The prime contractor, Lockheed Martin, built most of the F-22’s airframe and weapons systems and conducted final assembly, while Boeing provided the wings, aft fuselage, avionics integration, and training systems.
A combination of sensor capability, integrated avionics, situational awareness, and weapons provides first-kill opportunity against threats. The F-22 Raptor possesses a sophisticated sensor suite allowing the pilot to track, identify, shoot and kill air-to-air threats before being detected. Significant advances in cockpit design and sensor fusion improve the pilot’s situational awareness. In the air-to-air configuration the Raptor carries six AIM-120 AMRAAMs and two AIM-9 Sidewinders. The F-22 has a significant capability to attack surface targets. In the air-to-ground configuration the aircraft can carry two 1,000-pound GBU-32 Joint Direct Attack Munitions internally and will use on-board avionics for navigation and weapons delivery support. In the future air-to-ground capability will be enhanced with the addition of an upgraded radar and up to eight small diameter bombs.

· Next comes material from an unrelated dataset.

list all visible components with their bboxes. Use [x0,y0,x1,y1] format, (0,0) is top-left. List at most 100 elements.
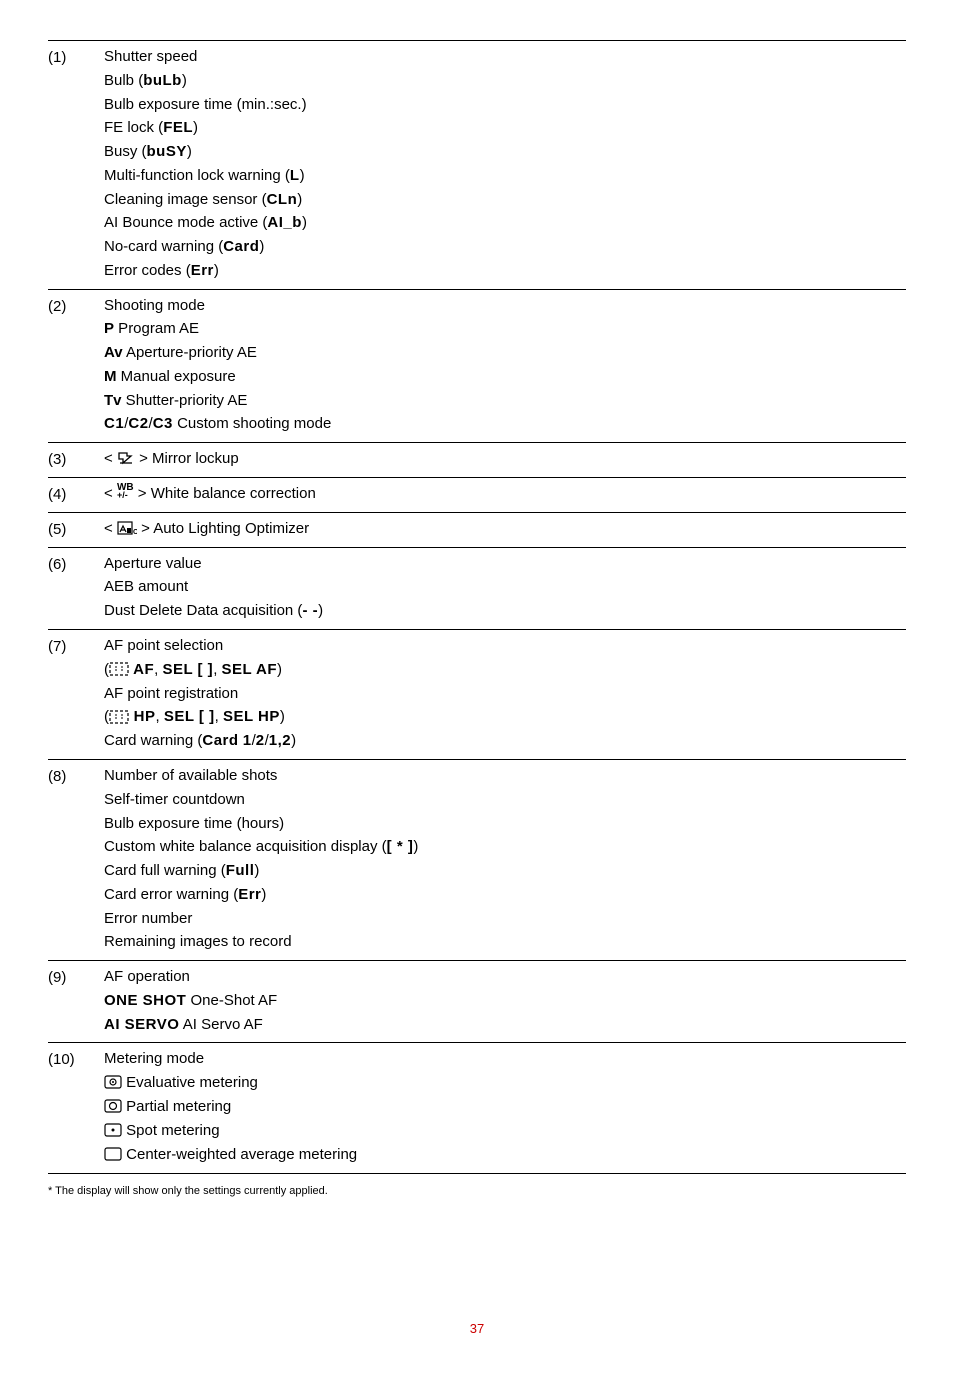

The Raptor will also carry two AIM-120s and two AIM-9s in the air-to-ground configuration.
The aircraft has a length of 18.9m, height of 5.1m and wingspan of 13.6m. It has a range of more than 1,600nm. The F-22 construction is 39% titanium, 24% composite, 16% aluminium and 1% thermoplastic by weight. Titanium is used for its high strength-to-weight ratio in critical stress areas, including some of the bulkheads, and also for its heat-resistant qualities in the hot sections of the aircraft. Carbon-fibre composites have been used for the fuselage frame, the doors, intermediate spars on the wings, and for the honeycomb sandwich construction skin panels.
The F-22 engines produce more thrust than any current fighter engine. The combination of sleek aerodynamic design and increased thrust allows the F-22 to cruise at supersonic airspeeds (greater than 1.5 Mach) without using afterburner — a characteristic known as supercruise. Supercruise greatly expands the F-22 ‘s operating envelope in both speed and range over current fighters, which must use fuel-consuming afterburner to operate at supersonic speeds. The sophisticated F-22 aerodesign, advanced flight controls, thrust vectoring, and high thrust-to-weight ratio provide the capability to outmaneuver all current and projected aircraft.